技术框架:SPIRAL的整体架构包括自我对弈的多回合多智能体强化学习系统,主要模块包括角色条件优势估计(RAE)和在线训练机制。模型在每一轮对弈中不断适应对手的策略,形成一个动态的学习环境。
关键创新:SPIRAL的核心创新在于通过自我对弈生成无限的训练课程,模型能够在没有人工干预的情况下,逐步提高推理能力。这种方法与传统的依赖人工设计的训练方式本质上不同。

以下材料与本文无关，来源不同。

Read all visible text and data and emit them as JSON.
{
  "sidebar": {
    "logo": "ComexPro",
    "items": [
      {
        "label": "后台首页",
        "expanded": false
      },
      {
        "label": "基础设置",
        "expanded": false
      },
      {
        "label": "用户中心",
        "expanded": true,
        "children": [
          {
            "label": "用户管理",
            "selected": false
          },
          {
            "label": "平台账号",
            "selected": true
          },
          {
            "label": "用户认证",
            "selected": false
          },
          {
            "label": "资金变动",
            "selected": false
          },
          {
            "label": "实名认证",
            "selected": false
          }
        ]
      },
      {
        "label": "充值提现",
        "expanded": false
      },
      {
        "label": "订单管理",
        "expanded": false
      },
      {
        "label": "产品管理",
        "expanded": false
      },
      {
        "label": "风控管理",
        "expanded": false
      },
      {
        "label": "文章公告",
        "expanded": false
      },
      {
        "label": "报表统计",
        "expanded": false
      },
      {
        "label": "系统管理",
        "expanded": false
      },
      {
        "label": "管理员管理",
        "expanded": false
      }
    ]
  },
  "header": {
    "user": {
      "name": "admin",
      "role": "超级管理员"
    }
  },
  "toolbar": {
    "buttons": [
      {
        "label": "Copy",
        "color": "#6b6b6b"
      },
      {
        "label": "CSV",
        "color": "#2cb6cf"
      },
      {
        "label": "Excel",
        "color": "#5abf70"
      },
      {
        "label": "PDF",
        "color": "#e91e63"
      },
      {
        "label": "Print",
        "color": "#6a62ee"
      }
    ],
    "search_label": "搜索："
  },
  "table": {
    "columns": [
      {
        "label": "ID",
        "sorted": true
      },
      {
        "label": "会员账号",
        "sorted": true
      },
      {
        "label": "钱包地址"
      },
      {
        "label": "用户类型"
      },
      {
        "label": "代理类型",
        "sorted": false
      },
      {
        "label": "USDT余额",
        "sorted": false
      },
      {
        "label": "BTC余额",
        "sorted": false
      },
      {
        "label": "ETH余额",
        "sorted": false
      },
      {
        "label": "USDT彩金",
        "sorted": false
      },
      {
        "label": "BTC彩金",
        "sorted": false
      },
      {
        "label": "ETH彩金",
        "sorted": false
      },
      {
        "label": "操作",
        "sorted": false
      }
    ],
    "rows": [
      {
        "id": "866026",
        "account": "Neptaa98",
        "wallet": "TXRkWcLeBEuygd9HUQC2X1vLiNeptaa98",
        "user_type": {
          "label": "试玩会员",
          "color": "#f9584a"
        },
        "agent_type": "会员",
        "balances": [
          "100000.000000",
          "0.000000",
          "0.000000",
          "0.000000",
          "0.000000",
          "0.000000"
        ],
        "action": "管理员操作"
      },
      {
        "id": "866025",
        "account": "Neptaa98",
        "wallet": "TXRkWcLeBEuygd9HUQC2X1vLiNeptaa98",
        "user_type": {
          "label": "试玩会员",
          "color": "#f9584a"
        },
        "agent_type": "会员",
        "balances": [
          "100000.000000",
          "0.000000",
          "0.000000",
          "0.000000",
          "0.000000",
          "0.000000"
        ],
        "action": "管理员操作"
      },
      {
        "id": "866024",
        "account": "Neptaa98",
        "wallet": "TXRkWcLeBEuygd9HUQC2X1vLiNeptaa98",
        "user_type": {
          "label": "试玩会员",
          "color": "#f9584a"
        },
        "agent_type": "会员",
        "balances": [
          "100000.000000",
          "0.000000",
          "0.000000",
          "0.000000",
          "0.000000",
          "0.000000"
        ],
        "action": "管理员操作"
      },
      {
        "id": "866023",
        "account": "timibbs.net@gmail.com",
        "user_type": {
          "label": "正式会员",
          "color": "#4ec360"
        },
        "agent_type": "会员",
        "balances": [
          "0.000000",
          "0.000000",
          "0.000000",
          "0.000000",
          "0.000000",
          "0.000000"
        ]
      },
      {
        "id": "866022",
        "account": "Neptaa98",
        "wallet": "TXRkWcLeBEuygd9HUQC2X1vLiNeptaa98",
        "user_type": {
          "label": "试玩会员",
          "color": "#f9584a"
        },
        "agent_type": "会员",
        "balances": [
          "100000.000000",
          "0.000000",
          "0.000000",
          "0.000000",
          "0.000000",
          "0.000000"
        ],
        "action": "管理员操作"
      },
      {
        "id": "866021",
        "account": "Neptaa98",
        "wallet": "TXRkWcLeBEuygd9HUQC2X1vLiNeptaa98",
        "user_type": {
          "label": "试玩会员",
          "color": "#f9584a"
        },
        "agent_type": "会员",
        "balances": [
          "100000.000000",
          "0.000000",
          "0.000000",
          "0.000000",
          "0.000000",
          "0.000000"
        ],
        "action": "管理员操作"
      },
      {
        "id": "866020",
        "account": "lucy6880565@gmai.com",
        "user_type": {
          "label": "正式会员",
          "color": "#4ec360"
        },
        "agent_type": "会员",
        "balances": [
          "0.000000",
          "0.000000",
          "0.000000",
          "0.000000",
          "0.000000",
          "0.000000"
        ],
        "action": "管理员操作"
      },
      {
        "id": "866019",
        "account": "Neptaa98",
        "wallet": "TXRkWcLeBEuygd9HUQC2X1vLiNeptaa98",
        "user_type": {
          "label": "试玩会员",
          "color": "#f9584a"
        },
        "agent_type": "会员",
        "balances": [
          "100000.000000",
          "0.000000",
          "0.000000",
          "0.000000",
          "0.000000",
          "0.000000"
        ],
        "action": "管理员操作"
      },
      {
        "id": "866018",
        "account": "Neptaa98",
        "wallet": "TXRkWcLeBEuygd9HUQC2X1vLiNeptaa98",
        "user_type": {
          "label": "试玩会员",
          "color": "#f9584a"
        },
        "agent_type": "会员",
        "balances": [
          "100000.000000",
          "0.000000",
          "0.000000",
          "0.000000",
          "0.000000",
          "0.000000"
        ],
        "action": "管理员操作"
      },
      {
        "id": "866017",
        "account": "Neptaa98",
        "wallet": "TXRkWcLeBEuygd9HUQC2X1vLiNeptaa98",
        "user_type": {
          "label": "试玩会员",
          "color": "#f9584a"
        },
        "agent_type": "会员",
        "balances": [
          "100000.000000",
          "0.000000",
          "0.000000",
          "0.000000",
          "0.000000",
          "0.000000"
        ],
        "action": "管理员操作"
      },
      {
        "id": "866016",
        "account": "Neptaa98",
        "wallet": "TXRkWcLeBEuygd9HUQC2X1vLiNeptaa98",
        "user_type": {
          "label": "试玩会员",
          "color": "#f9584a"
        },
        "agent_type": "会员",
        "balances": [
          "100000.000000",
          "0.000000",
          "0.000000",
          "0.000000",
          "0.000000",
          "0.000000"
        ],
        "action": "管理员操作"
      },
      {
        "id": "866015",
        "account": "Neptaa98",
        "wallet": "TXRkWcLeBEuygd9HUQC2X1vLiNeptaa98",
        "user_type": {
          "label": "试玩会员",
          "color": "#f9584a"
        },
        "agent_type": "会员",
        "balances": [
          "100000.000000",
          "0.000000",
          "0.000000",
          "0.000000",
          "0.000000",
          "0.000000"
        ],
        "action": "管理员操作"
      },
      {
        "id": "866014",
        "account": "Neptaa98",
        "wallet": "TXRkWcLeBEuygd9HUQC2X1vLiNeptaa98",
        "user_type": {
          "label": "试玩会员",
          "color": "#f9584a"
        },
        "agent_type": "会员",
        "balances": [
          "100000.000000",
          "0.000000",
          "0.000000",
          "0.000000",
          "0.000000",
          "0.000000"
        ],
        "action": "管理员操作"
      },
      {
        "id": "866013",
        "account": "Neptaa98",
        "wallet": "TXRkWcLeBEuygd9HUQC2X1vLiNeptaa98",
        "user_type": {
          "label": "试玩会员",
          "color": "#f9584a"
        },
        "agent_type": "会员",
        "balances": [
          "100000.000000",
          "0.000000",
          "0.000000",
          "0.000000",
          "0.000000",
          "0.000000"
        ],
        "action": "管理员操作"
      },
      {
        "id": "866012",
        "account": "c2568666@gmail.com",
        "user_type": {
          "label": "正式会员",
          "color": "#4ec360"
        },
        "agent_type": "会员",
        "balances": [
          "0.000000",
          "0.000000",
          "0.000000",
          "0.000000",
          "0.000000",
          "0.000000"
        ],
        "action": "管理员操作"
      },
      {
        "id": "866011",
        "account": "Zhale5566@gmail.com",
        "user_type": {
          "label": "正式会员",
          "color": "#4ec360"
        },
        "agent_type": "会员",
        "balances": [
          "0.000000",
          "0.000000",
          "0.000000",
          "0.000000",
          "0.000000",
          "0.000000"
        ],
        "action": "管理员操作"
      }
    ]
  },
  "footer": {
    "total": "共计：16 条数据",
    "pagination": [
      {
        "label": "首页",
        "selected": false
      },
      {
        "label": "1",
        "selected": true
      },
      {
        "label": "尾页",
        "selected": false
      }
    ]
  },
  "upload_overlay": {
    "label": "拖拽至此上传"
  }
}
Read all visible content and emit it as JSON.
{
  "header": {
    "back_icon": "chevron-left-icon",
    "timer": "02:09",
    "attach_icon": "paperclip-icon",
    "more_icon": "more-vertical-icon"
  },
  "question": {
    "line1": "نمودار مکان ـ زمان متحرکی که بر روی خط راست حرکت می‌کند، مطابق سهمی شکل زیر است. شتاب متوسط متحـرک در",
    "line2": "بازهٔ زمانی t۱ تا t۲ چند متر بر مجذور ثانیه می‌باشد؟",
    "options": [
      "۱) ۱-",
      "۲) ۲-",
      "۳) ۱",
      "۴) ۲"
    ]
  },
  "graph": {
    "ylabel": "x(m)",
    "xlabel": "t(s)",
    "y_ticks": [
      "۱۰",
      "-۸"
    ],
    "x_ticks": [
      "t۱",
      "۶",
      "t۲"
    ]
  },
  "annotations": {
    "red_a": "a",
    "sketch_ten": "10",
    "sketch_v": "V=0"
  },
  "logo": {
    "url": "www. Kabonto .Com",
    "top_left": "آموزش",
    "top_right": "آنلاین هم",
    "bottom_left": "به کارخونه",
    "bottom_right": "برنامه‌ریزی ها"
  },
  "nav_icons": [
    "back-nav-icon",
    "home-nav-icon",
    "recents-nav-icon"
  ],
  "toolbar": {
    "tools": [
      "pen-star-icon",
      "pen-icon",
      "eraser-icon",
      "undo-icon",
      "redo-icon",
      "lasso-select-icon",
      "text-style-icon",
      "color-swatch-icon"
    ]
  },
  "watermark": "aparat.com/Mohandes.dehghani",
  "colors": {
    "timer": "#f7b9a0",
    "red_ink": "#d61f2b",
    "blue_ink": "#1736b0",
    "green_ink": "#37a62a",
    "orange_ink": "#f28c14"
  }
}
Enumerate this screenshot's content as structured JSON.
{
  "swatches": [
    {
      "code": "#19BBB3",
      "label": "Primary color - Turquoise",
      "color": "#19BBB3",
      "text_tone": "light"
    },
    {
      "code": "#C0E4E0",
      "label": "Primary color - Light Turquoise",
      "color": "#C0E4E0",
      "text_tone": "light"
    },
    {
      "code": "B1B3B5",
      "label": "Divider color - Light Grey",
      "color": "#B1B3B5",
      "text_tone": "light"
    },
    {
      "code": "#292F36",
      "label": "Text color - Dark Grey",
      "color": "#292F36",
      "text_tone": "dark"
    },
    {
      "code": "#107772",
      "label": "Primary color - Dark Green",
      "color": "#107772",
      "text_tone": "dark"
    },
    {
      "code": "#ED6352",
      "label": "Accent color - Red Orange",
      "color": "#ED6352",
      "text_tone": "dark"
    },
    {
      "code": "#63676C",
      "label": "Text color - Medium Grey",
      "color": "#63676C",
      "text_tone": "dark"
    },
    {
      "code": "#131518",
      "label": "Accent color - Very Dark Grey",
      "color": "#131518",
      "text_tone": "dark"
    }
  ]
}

关键设计:在技术细节上,SPIRAL采用了角色条件优势估计(RAE)来稳定多智能体训练过程,确保模型在对弈中能够有效学习。此外,训练过程中使用的损失函数和网络结构经过精心设计,以适应多回合的对抗环境。
📊 实验亮点
SPIRAL在Kuhn Poker上训练Qwen3-4B-Base,数学和一般推理分别提升8.6%和8.4%,超越了基于25,000条专家游戏轨迹的SFT。此外,多游戏训练(如TicTacToe和简单谈判)进一步提升了模型的推理能力,显示出零和游戏在推理能力转移中的有效性。
🎯 应用场景
SPIRAL框架的潜在应用场景包括教育、游戏AI和自动推理系统等领域。通过自主学习和推理能力的提升,SPIRAL可以用于开发更智能的对话系统、决策支持工具以及复杂问题求解的自动化系统,具有广泛的实际价值和未来影响。
📄 摘要(原文)
Recent advances in reinforcement learning have shown that language models can develop sophisticated reasoning through training on tasks with verifiable rewards, but these approaches depend on human-curated problem-answer pairs and domain-specific reward engineering. We introduce SPIRAL, a self-play framework where models learn by playing multi-turn, zero-sum games against continuously improving versions of themselves, eliminating the need for human supervision. Through self-play, SPIRAL generates an infinite curriculum of progressively challenging problems as models must constantly adapt to stronger opponents. To enable this self-play training at scale, We implement a fully online, multi-turn, multi-agent reinforcement learning system for LLMs and propose role-conditioned advantage estimation (RAE) to stabilize multi-agent training. Using SPIRAL, self-play on zero-sum games produces reasoning capabilities that transfer broadly. Training Qwen3-4B-Base on Kuhn Poker alone achieves 8.6% improvement on math and 8.4% on general reasoning, outperforming SFT on 25,000 expert game trajectories. Analysis reveals that this transfer occurs through three cognitive patterns: systematic decomposition, expected value calculation, and case-by-case analysis. Multi-game training (TicTacToe, Kuhn Poker, Simple Negotiation) further enhances performance as each game develops distinct reasoning strengths. Applying SPIRAL to a strong reasoning model (DeepSeek-R1-Distill-Qwen-7B) can still lead to 2.0% average improvement. These results demonstrate that zero-sum games naturally develop transferable reasoning capabilities, highlighting a promising direction for autonomous reasoning development.